Puluhan ribu lembaga pendidikan swasta  terseok-seok.  

Ketua Umum Asosiasi Yayasan Pendidikan Indonesia (AYPI), Mirdas Eka Yora.
Foto: Dok AYPI
Ketua Umum Asosiasi Yayasan Pendidikan Indonesia (AYPI), Mirdas Eka Yora.

REPUBLIKA.CO.ID, JAKARTA – Asosiasi Yayasan Pendidikan Islam (AYPI) menolak aturan  Kemendikbudristek terkait  bantuan operasional sekolah (BOS) dikaitkan dengan jumlah murid.

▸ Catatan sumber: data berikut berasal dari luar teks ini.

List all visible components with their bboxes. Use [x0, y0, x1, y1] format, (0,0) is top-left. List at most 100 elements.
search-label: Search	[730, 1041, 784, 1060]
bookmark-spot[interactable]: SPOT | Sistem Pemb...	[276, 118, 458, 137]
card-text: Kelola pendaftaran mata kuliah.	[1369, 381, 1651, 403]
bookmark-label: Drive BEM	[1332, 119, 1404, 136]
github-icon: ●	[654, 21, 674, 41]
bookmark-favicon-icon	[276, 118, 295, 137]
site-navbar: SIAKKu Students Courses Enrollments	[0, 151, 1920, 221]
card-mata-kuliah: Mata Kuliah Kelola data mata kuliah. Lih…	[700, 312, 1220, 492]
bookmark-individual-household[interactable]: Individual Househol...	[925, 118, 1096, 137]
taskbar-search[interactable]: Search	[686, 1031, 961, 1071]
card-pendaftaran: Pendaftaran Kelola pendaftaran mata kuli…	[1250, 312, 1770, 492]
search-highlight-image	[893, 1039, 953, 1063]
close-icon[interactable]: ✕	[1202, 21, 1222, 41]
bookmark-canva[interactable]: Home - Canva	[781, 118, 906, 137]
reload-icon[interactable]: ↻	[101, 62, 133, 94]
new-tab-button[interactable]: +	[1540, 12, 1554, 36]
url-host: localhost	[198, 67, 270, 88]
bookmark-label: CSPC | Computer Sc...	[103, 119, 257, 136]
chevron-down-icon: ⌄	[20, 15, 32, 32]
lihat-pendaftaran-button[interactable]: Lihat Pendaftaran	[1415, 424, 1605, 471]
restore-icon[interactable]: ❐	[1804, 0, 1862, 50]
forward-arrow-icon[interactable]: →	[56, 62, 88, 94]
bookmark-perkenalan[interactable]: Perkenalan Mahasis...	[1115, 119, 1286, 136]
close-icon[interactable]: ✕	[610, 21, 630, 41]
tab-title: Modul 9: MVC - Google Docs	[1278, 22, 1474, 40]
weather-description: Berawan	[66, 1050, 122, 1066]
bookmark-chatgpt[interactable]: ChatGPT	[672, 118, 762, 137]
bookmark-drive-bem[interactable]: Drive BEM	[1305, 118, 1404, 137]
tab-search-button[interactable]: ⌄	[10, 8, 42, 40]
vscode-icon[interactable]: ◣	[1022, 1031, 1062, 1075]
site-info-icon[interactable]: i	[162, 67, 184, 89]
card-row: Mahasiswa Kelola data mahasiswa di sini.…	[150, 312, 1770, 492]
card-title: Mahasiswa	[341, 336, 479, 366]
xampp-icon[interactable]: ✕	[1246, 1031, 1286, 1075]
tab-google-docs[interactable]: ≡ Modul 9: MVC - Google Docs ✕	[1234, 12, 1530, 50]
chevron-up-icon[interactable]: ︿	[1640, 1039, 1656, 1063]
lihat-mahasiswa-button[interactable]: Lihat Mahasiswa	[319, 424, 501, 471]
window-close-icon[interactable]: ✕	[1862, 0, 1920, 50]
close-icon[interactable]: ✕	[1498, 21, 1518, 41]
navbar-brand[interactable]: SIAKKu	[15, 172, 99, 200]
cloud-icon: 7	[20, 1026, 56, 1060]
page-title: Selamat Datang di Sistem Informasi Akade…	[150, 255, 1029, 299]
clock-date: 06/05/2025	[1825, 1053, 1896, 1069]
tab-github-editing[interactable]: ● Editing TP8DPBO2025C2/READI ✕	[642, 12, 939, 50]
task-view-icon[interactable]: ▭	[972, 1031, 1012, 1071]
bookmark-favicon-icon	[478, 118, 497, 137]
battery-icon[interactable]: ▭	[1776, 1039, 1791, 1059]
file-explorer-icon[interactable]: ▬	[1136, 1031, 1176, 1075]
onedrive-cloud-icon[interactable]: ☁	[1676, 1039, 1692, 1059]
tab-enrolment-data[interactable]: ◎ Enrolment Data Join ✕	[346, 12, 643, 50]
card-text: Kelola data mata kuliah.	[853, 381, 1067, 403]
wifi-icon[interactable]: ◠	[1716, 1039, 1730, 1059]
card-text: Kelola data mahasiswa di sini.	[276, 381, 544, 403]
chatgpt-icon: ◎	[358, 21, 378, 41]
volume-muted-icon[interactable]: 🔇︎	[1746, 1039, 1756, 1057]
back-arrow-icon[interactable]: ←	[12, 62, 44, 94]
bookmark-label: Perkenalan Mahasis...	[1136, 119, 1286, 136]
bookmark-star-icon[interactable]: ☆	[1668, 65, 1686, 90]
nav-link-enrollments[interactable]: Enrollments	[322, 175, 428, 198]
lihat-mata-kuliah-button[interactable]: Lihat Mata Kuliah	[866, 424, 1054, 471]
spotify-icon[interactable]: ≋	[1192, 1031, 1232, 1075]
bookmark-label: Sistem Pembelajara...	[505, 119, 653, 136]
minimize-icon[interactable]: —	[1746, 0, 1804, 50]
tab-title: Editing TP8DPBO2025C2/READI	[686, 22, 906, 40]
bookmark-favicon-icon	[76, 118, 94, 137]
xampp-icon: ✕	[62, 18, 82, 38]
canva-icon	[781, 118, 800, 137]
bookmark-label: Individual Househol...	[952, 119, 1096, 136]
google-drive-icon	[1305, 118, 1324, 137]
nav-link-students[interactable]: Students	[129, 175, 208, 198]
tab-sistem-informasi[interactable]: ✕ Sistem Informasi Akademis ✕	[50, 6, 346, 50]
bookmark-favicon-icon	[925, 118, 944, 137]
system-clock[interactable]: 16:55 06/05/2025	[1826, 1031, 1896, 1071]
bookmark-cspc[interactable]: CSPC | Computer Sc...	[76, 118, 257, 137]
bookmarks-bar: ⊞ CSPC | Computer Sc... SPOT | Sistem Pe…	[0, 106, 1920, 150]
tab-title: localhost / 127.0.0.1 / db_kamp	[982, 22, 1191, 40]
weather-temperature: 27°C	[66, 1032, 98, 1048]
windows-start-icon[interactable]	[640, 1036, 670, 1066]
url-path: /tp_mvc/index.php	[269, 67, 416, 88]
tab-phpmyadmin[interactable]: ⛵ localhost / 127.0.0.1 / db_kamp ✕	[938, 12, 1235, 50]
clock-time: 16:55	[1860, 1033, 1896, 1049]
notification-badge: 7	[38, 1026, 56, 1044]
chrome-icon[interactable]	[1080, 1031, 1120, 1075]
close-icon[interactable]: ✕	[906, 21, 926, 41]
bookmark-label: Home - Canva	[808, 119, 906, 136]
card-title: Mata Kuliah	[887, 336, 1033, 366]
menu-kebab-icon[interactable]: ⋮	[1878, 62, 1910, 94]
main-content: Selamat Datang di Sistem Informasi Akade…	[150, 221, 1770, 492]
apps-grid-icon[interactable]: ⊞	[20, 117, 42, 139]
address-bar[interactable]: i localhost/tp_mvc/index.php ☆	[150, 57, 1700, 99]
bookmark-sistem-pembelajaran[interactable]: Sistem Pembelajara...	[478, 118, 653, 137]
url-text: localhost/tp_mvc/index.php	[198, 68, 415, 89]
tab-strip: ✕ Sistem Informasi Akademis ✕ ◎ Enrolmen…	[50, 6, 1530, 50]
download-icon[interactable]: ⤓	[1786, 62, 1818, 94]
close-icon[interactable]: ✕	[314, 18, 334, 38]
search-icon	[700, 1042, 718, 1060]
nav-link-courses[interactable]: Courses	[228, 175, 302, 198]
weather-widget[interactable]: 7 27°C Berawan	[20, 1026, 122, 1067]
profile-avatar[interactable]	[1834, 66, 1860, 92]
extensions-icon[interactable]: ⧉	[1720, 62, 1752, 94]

“Sangat tidak beralasan Mas Menteri Kemendikbudristek membatasi BOS, apalagi bagi sekolah swasta yang muridnya di bawah 60 orang,” kata Ketua Umum Asosiasi Yayasan Pendidikan Islam (AYPI) H  Mirdas Eka Yora dalam rilis yang diterima Republika.co.id, Sabtu (4/9).

Pernyataan sikap  AYPI itu menanggapi aturan  Kemendikbudristek yang mensyaratkan sekolah penerima dana BOS reguler harus memiliki minimal 60 murid dalam tiga tahun terakhir. 

Aturan yang dimaksud ialah Peraturan Menteri Pendidikan dan Kebudayaan (Permendikbud) RI Nomor 6 Tahun 2021 tentang Petunjuk Teknis Pengelolaan Dana BOS Reguler. Ketentuan tersebut disebarkan melalui Surat Edaran Dirjen PAUD Dikdasmen Nomor 10231/C/DS.00.01/2021 tentang Pembaharuan Dapodik untuk Dasar Perhitungan Dana BOS Reguler.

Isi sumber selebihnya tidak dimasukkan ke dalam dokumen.